We solved the first part of the problem, so that ranchers no longer need to go running around, chasing people to get data and updating spreadsheets. Now they still have a lot of analysis left and want someone to just do it for them.
And if we can show that good practices, regenerative practices, are also better for the bottom line, that could become really, really powerful.
AFN: What’s next?
MS: Expanding beyond Latin America. On the commercial side, that’s the number one priority.
An interesting strategic decision we need to make is whether we want to just stay with cattle ranching or do we want to [expand to] the whole agriculture piece?

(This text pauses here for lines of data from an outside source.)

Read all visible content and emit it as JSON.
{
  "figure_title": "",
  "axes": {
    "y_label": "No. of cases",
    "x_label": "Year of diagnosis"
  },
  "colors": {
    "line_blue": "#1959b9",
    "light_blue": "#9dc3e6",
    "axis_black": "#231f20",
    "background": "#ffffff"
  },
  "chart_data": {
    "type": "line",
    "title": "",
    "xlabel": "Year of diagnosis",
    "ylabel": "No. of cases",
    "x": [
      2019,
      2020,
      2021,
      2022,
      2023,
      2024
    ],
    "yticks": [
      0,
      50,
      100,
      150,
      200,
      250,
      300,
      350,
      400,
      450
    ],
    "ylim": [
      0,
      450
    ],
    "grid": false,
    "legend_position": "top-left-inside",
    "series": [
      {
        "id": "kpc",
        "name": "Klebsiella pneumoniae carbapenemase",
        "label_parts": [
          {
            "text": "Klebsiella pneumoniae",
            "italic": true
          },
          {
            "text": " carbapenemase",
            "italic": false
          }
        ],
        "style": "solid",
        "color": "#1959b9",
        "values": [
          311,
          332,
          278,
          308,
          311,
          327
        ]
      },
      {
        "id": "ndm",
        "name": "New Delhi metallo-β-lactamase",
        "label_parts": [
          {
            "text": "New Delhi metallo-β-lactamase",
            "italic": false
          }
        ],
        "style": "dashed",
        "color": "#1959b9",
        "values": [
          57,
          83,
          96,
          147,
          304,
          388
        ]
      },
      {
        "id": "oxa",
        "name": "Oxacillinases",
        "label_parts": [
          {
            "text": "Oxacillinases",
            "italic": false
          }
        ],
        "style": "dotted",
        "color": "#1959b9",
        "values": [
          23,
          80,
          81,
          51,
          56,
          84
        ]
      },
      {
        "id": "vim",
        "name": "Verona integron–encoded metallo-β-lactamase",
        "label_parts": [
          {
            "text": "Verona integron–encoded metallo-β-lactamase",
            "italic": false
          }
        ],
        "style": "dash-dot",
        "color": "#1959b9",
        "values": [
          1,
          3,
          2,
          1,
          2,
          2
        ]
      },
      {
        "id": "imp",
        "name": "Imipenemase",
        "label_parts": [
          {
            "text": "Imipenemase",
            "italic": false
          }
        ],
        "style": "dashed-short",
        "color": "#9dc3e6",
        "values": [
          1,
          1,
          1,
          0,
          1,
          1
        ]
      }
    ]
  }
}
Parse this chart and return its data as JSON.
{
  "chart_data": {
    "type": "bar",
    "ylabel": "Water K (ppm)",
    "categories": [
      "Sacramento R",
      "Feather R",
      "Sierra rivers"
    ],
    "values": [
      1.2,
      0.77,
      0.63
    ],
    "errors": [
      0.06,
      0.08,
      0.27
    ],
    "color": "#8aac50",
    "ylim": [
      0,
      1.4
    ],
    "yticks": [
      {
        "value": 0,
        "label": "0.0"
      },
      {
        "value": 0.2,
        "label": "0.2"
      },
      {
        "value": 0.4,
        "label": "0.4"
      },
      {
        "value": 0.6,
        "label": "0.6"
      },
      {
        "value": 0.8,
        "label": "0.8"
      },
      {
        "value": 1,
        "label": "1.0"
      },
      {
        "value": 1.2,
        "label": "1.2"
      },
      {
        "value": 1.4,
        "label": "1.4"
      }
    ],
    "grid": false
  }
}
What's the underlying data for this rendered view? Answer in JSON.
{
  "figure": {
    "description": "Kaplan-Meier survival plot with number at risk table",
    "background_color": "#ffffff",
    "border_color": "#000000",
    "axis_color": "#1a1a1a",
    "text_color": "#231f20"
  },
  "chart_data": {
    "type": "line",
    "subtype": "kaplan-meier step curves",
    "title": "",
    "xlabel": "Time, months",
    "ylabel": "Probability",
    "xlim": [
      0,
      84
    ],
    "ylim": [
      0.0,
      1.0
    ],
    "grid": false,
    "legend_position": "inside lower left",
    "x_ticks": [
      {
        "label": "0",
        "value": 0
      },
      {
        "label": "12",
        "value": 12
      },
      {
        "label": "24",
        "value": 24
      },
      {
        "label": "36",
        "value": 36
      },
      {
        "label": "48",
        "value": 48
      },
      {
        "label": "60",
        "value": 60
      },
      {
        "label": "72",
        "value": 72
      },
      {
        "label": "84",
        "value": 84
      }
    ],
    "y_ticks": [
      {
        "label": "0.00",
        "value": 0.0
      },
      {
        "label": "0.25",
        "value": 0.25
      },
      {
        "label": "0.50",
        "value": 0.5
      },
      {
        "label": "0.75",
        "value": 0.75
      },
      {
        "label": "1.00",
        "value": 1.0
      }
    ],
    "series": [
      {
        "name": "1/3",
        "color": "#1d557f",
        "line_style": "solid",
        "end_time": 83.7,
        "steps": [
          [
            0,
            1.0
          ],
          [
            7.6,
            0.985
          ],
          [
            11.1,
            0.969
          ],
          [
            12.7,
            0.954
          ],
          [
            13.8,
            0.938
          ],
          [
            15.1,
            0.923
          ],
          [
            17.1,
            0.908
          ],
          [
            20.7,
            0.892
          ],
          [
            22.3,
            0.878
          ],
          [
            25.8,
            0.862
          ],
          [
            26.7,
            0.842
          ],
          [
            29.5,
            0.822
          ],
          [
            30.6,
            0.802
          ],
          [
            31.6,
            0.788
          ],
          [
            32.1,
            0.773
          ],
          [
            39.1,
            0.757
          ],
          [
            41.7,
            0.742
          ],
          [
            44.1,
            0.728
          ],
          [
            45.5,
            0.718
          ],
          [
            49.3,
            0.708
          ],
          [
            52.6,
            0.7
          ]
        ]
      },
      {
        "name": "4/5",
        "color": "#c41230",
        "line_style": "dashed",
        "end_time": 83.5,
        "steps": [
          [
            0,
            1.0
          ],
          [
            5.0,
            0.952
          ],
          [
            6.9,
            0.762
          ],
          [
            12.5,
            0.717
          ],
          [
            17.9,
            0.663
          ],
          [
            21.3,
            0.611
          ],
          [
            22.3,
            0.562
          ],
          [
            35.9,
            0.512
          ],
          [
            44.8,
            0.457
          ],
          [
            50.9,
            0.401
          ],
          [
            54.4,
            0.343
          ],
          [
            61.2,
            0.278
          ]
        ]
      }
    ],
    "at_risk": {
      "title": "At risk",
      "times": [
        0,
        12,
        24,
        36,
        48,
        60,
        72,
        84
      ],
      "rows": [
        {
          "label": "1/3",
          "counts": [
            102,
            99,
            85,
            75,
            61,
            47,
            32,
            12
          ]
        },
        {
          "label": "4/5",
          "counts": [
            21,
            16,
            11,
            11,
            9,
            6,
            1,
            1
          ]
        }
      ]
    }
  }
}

What’s interesting to me is that cattle ranching is actually a pretty underserved market compared to, say cash crops with all their software and IoT for tractors and such. The niche in which we play is actually quite good for expansion.
When we started this, the amount of people who told me “You’re not going to get ranchers to pay $1,000 a year for software.”
I’m very proud that we proved them wrong. To be very honest, people who are not in the space don’t realize how sophisticated ranching has become over the last 30 years. It’s no longer just “hey, we have a field, let’s put some cows on it.”
There’s also this transformation happening within the industry itself that I think we’re calculating quite nicely, which that all these businesses actually want to really up level their operations.